In the middle of his honeymoon, the young hillbilly bridegroom left his bride back at the hotel and shows up at his parents house completely distraught. His father asks him, "Son, why you not with you bride on you honeymoon?".  The boy replies, "Daddy I was jus' gettin ready to love my bride when she tell me she want me to know she a virgin. So I come to ask what do I do?".  The father says, "Boy don' be tellin me you don' know what do wid a womin, specially a virgin."  The boy says, "Daddy, course I knows what to do wid a woman, but dis be ma wife."  The father replies, "So what difference dis make?" To which the son says, "Well daddy, I jus got to figure if she ain't good nuff for her own family she shore ain't good enough for ours!"

Redneck Driving

Two rednecks, Bubba and Earl, were driving down the road drinking a couple of bottles of Bud.
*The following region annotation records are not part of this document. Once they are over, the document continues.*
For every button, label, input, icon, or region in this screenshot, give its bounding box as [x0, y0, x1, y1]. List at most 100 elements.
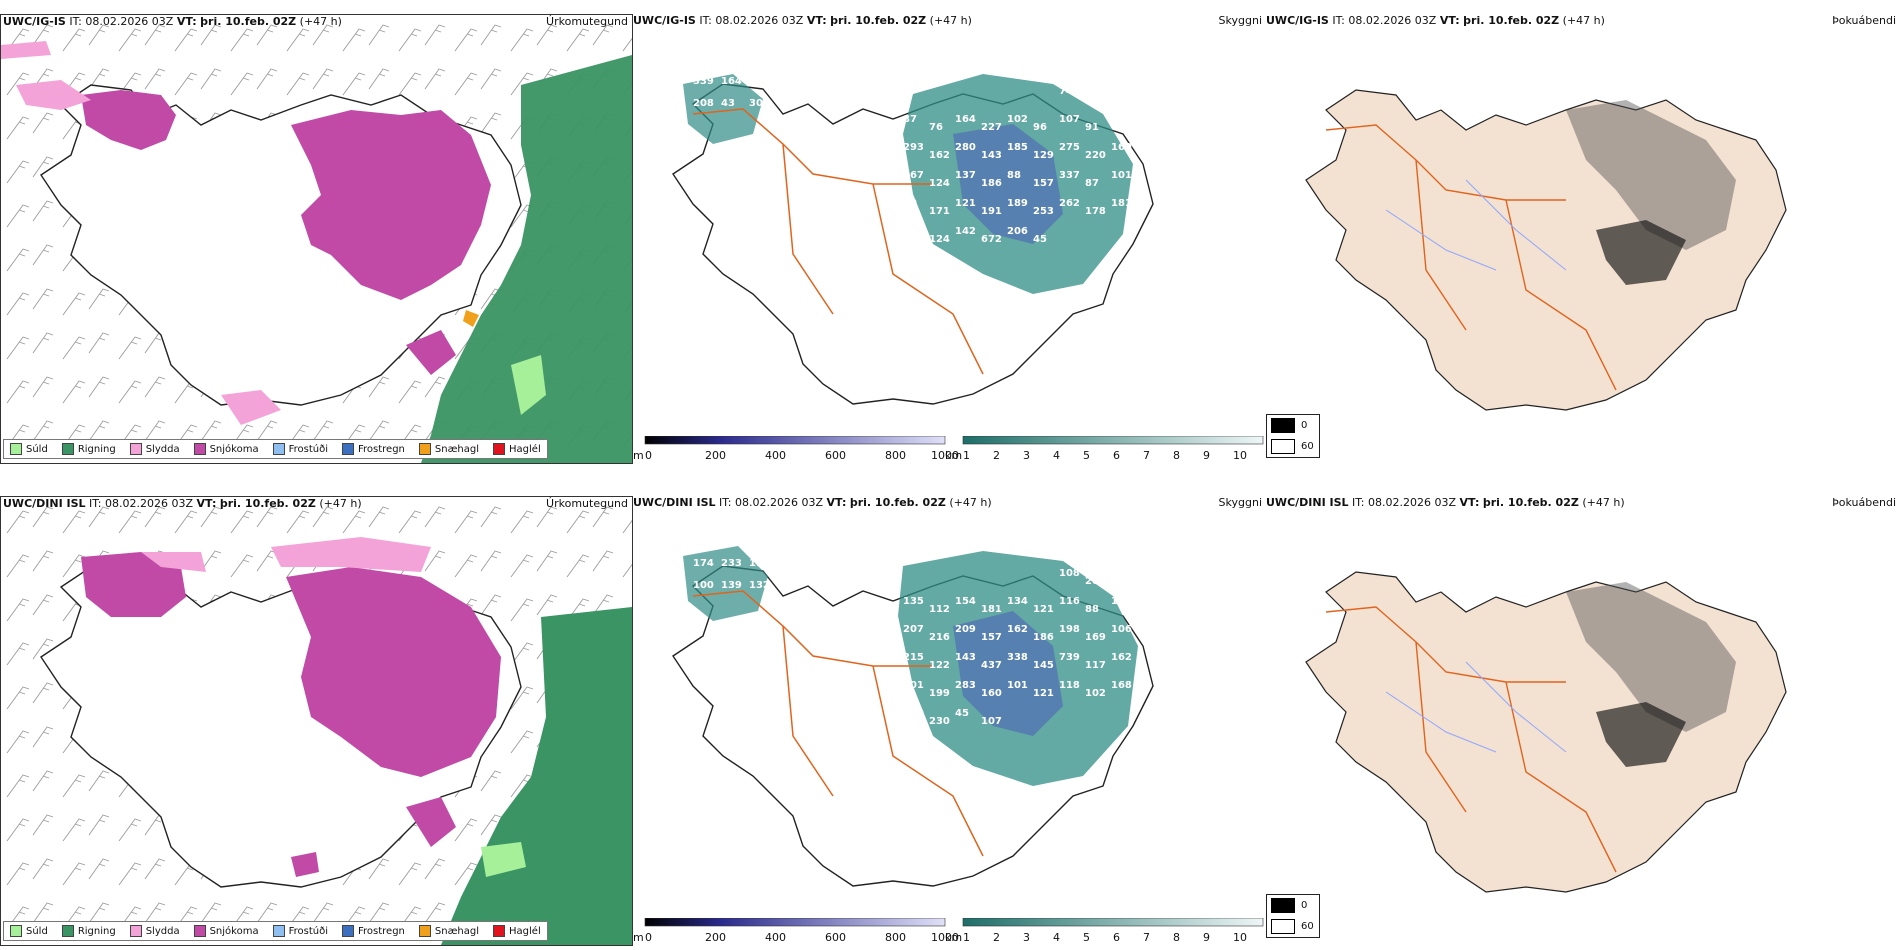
vis-km-unit: km: [945, 449, 963, 462]
legend-label: Slydda: [145, 925, 180, 937]
visibility-value-label: 143: [955, 652, 976, 663]
visibility-value-label: 132: [749, 580, 770, 591]
visibility-value-label: 107: [981, 716, 1002, 727]
visibility-value-label: 208: [693, 98, 714, 109]
visibility-value-label: 167: [903, 170, 924, 181]
legend-label: Frostregn: [358, 925, 405, 937]
vis-km-tick: 8: [1173, 449, 1180, 462]
visibility-value-label: 106: [1111, 624, 1132, 635]
visibility-value-label: 216: [929, 632, 950, 643]
row2-fog-header: UWC/DINI ISL IT: 08.02.2026 03Z VT: þri.…: [1266, 496, 1625, 509]
vis-km-tick: 2: [993, 449, 1000, 462]
visibility-value-label: 154: [955, 596, 976, 607]
visibility-value-label: 129: [1033, 150, 1054, 161]
legend-label: Frostregn: [358, 443, 405, 455]
fog-legend-min: 60: [1267, 436, 1319, 457]
fog-max-label: 0: [1301, 420, 1308, 431]
legend-item-sleet: Slydda: [129, 925, 180, 937]
visibility-value-label: 108: [1059, 568, 1080, 579]
visibility-value-label: 113: [749, 558, 770, 569]
freezing-rain-swatch: [342, 925, 354, 937]
rain-swatch: [61, 443, 74, 455]
visibility-value-label: 280: [955, 142, 976, 153]
visibility-value-label: 157: [981, 632, 1002, 643]
visibility-value-label: 178: [1085, 206, 1106, 217]
fog-legend-row2: 0 60: [1266, 894, 1320, 938]
visibility-value-label: 139: [749, 76, 770, 87]
precip-legend: Súld Rigning Slydda Snjókoma Frostúði Fr…: [3, 921, 548, 941]
drizzle-swatch: [10, 443, 22, 455]
visibility-value-label: 172: [1111, 596, 1132, 607]
it-value: 08.02.2026 03Z: [105, 497, 194, 510]
visibility-value-label: 185: [1007, 142, 1028, 153]
vis-m-tick: 600: [825, 449, 846, 462]
vis-km-tick: 6: [1113, 931, 1120, 944]
visibility-map-row1: 339 164 139 208 43 30 74 121 130 87 76 164 227 102 96 1…: [633, 14, 1266, 464]
visibility-panel-title: Skyggni: [1218, 14, 1262, 27]
visibility-value-label: 174: [693, 558, 714, 569]
legend-label: Haglél: [509, 443, 541, 455]
legend-item-snow: Snjókoma: [193, 443, 259, 455]
visibility-value-label: 30: [749, 98, 763, 109]
row2-vis-header: UWC/DINI ISL IT: 08.02.2026 03Z VT: þri.…: [633, 496, 992, 509]
vis-km-tick: 1: [963, 449, 970, 462]
it-label: IT:: [1332, 14, 1345, 27]
vis-km-tick: 2: [993, 931, 1000, 944]
visibility-value-label: 139: [721, 580, 742, 591]
legend-item-snow-pellets: Snæhagl: [418, 443, 479, 455]
legend-label: Frostúði: [288, 443, 328, 455]
vis-m-unit: m: [633, 449, 644, 462]
visibility-value-label: 102: [1007, 114, 1028, 125]
visibility-panel-title: Skyggni: [1218, 496, 1262, 509]
vis-km-tick: 7: [1143, 449, 1150, 462]
visibility-value-label: 134: [1007, 596, 1028, 607]
visibility-value-label: 168: [1111, 680, 1132, 691]
rain-swatch: [61, 925, 74, 937]
visibility-value-label: 96: [1033, 122, 1047, 133]
it-value: 08.02.2026 03Z: [85, 15, 174, 28]
visibility-value-label: 199: [929, 688, 950, 699]
visibility-value-label: 181: [981, 604, 1002, 615]
legend-item-drizzle: Súld: [10, 925, 48, 937]
vis-m-tick: 0: [645, 931, 652, 944]
visibility-value-label: 169: [1085, 632, 1106, 643]
legend-label: Slydda: [145, 443, 180, 455]
legend-item-drizzle: Súld: [10, 443, 48, 455]
precip-map-canvas: [1, 497, 632, 945]
vis-km-tick: 5: [1083, 449, 1090, 462]
freezing-drizzle-swatch: [272, 925, 285, 937]
vis-km-tick: 5: [1083, 931, 1090, 944]
fog-max-swatch: [1271, 418, 1295, 433]
it-label: IT:: [719, 496, 732, 509]
precip-panel-title: Úrkomutegund: [546, 497, 628, 510]
hail-swatch: [493, 443, 506, 455]
visibility-value-label: 171: [929, 206, 950, 217]
lead-time: (+47 h): [1582, 496, 1625, 509]
visibility-value-label: 275: [1059, 142, 1080, 153]
visibility-value-label: 142: [955, 226, 976, 237]
visibility-value-label: 580: [903, 708, 924, 719]
legend-item-hail: Haglél: [493, 443, 541, 455]
legend-label: Rigning: [77, 925, 116, 937]
model-name: UWC/DINI ISL: [3, 497, 86, 510]
visibility-value-label: 253: [1033, 206, 1054, 217]
sleet-swatch: [129, 925, 142, 937]
model-name: UWC/IG-IS: [1266, 14, 1329, 27]
visibility-value-label: 739: [1059, 652, 1080, 663]
vis-km-tick: 4: [1053, 449, 1060, 462]
legend-item-freezing-rain: Frostregn: [342, 443, 405, 455]
vis-m-tick: 200: [705, 449, 726, 462]
fog-min-swatch: [1271, 919, 1295, 934]
visibility-labels-row2: 174 233 113 100 139 132 108 205 115 135 112 154 181 1…: [693, 558, 1132, 727]
vt-value: þri. 10.feb. 02Z: [219, 497, 316, 510]
visibility-value-label: 215: [903, 652, 924, 663]
vis-km-unit: km: [945, 931, 963, 944]
row2-precip-header: UWC/DINI ISL IT: 08.02.2026 03Z VT: þri.…: [3, 497, 362, 510]
visibility-value-label: 87: [903, 114, 917, 125]
it-label: IT:: [69, 15, 82, 28]
visibility-value-label: 74: [1059, 86, 1073, 97]
hail-swatch: [493, 925, 506, 937]
fog-panel-title: Þokuábendi: [1832, 496, 1896, 509]
fog-min-label: 60: [1301, 921, 1314, 932]
visibility-value-label: 164: [955, 114, 976, 125]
The passenger, Bubba, said "Lookey there up ahead, Earl, it's a police roadblock!! We're gonna get busted fer drinkin' these here beers!!" "Don't worry, Bubba," Earl said. "We'll just pull over and finish drinkin' these beers then peel off the label and stick it on our foreheads, and throw the bottles under the seat." "What fer?", asked Bubba. "Just let me do the talkin', OK?," said Earl. Well, they finished their beers, threw the empties out of sight & put label on each of their foreheads. When they reached the roadblock, the sheriff said, "You boys been drinkin'?" "No, sir," said Earl while pointing at the labels. "We're on the patch."